Recently, conservative columnist Charles Krauthammer leveled the narcissist charge against Barack Obama. Such is the nature of our traditional American disdain for public self-love that condemning the President as egotist was itself important enough to engender heated debate from across the partisan spectrum. Narcissism is an “it” topic all of the sudden.

So most professionals strive to avoid behavior that might create the appearance of arrogance. Many choose self-deprecation as the means of doing so. On the surface it’s an attractive alternative particularly to those who, by position or personality, can be intimidating. It certainly smacks of humility. But a manager who is constantly and publicly calling into question his own judgment and performance is hardly more tolerable than the narcissist. I once heard an old Methodist preacher say that “humility is not talking badly about yourself; humility is not talking about yourself at all.” While we tire of the exorbitant, unmerited claims of the narcissist boss we don’t really want to replace it with repetitive self-loathing and self-doubt in our leaders.
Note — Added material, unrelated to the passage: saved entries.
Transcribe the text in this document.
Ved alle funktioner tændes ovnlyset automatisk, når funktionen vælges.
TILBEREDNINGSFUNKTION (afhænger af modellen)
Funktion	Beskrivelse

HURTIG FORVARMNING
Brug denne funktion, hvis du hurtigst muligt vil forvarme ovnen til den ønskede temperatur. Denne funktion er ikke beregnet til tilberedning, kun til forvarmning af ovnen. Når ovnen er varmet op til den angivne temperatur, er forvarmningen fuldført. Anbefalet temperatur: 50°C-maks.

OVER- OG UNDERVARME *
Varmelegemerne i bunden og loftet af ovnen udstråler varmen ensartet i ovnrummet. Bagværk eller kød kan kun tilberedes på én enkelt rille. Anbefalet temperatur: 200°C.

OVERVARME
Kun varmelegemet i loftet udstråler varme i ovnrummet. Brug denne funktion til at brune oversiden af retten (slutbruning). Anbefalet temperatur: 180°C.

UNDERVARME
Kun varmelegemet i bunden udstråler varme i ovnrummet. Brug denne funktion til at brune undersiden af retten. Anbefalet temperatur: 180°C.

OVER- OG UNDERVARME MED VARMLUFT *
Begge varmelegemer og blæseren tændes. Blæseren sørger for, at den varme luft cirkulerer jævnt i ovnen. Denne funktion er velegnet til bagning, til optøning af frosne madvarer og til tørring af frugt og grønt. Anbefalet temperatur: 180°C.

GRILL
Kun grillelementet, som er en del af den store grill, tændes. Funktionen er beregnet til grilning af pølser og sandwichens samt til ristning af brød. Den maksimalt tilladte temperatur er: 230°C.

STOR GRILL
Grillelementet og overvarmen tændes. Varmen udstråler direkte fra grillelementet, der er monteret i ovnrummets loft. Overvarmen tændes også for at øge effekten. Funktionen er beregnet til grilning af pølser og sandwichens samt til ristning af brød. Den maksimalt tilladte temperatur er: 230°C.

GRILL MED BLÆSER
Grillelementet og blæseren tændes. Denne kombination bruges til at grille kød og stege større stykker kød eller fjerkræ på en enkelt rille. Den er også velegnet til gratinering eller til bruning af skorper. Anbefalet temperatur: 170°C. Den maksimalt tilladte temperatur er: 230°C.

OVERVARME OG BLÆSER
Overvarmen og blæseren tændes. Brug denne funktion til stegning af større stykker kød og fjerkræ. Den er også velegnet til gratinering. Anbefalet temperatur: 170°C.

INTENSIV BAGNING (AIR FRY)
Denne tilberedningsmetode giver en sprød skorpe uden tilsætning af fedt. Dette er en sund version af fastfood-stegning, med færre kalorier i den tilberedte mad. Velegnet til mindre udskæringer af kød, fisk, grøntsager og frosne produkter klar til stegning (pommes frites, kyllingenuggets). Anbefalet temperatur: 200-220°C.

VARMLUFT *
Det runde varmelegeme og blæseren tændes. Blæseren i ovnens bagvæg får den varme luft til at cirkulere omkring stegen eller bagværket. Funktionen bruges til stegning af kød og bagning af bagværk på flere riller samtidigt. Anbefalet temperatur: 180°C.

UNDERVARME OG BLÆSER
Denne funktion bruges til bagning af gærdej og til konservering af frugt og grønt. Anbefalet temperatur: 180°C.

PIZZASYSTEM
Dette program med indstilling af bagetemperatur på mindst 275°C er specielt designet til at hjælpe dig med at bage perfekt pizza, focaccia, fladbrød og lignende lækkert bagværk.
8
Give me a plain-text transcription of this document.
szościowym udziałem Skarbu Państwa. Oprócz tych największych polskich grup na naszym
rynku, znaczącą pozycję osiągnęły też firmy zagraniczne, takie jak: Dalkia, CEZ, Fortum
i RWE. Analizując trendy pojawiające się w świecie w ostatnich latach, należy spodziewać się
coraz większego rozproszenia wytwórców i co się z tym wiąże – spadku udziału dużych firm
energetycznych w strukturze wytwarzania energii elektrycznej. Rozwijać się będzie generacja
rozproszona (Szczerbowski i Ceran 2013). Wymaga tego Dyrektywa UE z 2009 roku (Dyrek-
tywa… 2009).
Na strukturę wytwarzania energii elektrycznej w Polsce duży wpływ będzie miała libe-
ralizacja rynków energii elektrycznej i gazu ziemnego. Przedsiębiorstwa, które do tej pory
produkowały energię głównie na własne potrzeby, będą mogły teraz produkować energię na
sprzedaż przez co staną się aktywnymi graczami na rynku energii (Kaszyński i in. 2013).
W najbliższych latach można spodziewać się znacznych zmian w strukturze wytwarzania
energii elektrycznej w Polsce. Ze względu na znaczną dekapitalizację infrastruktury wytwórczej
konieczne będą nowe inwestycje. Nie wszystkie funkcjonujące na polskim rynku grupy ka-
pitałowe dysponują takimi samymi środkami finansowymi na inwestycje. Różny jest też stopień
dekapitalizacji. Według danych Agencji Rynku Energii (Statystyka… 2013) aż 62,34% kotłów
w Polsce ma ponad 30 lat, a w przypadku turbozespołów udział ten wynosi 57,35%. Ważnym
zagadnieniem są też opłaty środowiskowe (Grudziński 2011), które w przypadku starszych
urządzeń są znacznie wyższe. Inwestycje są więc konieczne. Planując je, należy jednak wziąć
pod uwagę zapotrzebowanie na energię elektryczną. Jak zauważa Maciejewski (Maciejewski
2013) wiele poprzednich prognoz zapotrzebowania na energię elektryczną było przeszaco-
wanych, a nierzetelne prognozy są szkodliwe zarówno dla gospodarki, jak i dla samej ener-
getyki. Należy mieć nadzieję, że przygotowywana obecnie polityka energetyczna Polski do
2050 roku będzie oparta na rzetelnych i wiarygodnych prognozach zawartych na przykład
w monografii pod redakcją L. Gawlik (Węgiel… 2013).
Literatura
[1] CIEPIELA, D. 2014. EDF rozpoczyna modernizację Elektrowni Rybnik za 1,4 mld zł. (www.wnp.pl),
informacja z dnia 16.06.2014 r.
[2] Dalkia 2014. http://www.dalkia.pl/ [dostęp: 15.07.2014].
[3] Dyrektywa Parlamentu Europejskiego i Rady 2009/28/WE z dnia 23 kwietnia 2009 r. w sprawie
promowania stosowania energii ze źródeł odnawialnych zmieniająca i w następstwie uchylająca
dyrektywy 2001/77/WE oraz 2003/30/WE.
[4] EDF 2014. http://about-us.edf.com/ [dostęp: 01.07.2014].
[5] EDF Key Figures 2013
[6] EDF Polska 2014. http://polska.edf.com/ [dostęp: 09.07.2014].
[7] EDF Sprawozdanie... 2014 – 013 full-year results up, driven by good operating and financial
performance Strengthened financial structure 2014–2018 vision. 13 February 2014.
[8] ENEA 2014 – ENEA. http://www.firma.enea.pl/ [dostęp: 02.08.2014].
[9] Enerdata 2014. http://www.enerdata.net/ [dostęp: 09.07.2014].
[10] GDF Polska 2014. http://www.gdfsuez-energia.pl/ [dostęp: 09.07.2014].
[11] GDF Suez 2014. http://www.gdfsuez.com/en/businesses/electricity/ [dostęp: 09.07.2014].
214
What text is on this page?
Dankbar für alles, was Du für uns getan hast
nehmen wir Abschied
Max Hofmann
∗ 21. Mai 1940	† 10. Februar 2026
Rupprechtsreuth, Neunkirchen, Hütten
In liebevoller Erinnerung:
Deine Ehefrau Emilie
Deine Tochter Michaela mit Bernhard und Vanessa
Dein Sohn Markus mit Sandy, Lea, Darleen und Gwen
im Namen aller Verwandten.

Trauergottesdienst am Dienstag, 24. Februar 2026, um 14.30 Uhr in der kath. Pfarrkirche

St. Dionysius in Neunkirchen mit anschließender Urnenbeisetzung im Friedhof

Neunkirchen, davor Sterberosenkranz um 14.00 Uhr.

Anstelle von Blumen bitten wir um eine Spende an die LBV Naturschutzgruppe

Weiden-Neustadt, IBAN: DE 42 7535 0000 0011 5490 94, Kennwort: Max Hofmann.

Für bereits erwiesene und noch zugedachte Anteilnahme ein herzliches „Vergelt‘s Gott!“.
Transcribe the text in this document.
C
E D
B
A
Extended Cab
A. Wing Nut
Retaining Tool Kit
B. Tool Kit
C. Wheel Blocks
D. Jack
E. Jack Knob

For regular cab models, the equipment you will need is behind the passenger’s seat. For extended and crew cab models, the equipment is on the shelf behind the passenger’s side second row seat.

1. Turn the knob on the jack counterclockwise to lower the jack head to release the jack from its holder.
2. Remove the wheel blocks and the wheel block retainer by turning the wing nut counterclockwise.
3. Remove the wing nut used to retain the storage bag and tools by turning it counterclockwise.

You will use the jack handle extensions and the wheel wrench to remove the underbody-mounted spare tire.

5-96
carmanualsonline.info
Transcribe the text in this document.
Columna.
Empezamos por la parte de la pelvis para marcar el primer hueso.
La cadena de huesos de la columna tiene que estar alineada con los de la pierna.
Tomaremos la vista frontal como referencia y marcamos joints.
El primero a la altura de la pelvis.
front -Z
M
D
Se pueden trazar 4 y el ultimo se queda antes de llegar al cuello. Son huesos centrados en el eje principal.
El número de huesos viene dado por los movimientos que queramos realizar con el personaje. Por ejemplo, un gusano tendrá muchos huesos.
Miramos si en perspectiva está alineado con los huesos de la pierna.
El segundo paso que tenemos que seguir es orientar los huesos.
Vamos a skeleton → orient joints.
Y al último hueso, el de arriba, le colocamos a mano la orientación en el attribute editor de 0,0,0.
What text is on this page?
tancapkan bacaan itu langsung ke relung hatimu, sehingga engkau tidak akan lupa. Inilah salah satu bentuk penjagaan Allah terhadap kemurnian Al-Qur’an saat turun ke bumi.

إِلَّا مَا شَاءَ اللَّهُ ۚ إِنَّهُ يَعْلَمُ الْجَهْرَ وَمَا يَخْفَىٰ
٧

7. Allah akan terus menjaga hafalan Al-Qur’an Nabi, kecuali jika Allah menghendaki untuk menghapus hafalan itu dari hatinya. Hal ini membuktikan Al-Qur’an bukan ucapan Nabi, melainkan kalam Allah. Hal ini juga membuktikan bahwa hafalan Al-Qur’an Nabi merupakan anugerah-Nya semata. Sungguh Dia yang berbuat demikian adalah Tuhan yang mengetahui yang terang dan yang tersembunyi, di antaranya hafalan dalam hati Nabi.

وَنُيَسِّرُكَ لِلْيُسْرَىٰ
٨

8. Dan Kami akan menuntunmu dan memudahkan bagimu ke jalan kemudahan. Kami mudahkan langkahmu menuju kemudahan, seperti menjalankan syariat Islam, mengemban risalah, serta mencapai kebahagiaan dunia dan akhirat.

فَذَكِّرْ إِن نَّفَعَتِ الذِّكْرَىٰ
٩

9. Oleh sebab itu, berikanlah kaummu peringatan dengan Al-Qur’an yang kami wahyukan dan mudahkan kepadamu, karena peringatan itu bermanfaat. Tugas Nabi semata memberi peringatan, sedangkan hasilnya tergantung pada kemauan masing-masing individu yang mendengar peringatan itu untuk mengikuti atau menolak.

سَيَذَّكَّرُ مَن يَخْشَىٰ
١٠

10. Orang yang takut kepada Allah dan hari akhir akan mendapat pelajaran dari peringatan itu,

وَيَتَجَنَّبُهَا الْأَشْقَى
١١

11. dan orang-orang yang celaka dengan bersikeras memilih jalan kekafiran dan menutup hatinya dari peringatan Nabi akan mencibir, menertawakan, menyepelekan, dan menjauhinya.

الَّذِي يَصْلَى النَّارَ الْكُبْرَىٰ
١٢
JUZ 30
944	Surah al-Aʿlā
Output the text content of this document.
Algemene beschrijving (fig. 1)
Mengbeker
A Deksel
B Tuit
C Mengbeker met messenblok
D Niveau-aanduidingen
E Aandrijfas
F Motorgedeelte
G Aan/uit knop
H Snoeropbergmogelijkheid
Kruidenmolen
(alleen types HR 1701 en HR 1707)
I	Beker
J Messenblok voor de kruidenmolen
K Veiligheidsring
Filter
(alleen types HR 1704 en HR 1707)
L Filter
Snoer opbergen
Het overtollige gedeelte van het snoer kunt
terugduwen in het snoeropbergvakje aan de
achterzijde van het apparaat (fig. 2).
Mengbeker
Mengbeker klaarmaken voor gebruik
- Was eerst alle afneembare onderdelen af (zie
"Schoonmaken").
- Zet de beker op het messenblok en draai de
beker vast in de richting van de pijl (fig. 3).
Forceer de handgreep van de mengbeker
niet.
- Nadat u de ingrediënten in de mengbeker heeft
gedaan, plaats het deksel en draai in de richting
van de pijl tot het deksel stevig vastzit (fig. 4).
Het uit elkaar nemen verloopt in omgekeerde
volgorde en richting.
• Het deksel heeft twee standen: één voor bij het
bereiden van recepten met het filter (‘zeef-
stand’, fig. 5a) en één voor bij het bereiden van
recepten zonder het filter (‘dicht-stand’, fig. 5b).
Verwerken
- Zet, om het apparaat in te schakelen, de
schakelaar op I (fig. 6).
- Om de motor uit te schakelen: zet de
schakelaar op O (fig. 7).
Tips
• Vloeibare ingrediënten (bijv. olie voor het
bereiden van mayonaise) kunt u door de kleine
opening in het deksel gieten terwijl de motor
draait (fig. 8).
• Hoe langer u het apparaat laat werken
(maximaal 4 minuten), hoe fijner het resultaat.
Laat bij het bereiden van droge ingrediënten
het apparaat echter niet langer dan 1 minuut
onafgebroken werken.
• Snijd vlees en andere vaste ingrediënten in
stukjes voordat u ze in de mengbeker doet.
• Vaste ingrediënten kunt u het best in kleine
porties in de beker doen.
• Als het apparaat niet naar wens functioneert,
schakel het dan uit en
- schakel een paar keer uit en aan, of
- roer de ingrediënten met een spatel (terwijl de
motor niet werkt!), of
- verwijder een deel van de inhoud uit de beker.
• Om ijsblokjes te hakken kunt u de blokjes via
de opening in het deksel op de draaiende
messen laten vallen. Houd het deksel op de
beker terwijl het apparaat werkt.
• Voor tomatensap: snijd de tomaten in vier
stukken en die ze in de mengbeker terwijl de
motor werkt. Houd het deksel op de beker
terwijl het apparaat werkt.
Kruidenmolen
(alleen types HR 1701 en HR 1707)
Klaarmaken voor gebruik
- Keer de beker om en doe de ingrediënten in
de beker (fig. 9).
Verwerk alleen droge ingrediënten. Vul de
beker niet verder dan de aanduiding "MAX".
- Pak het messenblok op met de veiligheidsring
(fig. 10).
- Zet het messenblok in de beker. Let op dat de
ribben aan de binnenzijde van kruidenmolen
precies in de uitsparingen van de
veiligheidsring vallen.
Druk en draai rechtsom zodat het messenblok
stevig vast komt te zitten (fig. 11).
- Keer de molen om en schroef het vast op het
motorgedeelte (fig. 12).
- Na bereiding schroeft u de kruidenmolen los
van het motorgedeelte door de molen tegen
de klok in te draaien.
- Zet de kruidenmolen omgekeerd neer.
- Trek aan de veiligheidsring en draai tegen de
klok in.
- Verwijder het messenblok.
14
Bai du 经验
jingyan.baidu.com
What we really want is confidence.

Confidence is to arrogance what humility is to self-deprecation. They are the purer, higher forms of those distorted caricatures. Arrogance and self-deprecation simply cannot co-exist; confidence and humility can and should.

The problem is that it is easy for people who have long worked for narcissists to know. It is harder to recognize it in someone you’ve only recently met and neither is it easy for arrogant managers to spot it in themselves. So here are four telltale signs:

Confidence wants to be surrounded by smarter people; arrogance does not.

They say that if you are the smartest person in the room you are in the wrong room. The confident manager will agree. For him or her it is like playing tennis; you get the best game from playing someone slightly better than you are and you crave those opportunities.

Confidence appreciates dissent; arrogance despises it.

There’s an old adage that if two business colleagues always agree then one of them is unnecessary. When a thoughtful, well-intentioned objection is raised to his ideas the confident manager’s ears perk up; the arrogant manager’s defenses do.

Confidence attracts; arrogance repels.

It is no easy thing to tell a truly arrogant person that he is one, so if you are uncertain about yourself it is probably useless to ask your colleagues. Rather look at your employee retention rate and what interest you generate for positions reporting to you. People want to work around confidence.

Confidence views teaching and learning as two equal obligations.

This is the single surest sign of a truly confident person. He teaches and learns with equal enthusiasm. The confident leader knows that he has much to offer and it is his responsibility to provide insight and direction, but he also knows that he has much yet to learn and is eager for the knowledge and experience of his professional and personal community.

It comes down to the fact that a powerful leader is one who is not only capable, but whose self-image is aligned with that capability, not higher, and not lower. In the 1960’s crusty actor Walter Brennan starred in a short-lived cowboy series called “The Guns of Will Sonnett”. Brennan’s character was the patriarch of a family of accomplished gunslingers. Brennan would calmly insist he was the fastest gun of all with what became the show’s catchphrase:  “No brag. Just fact.”

That’s what we want in our boss, or parent, or leader of any sort. No brag. Just fact.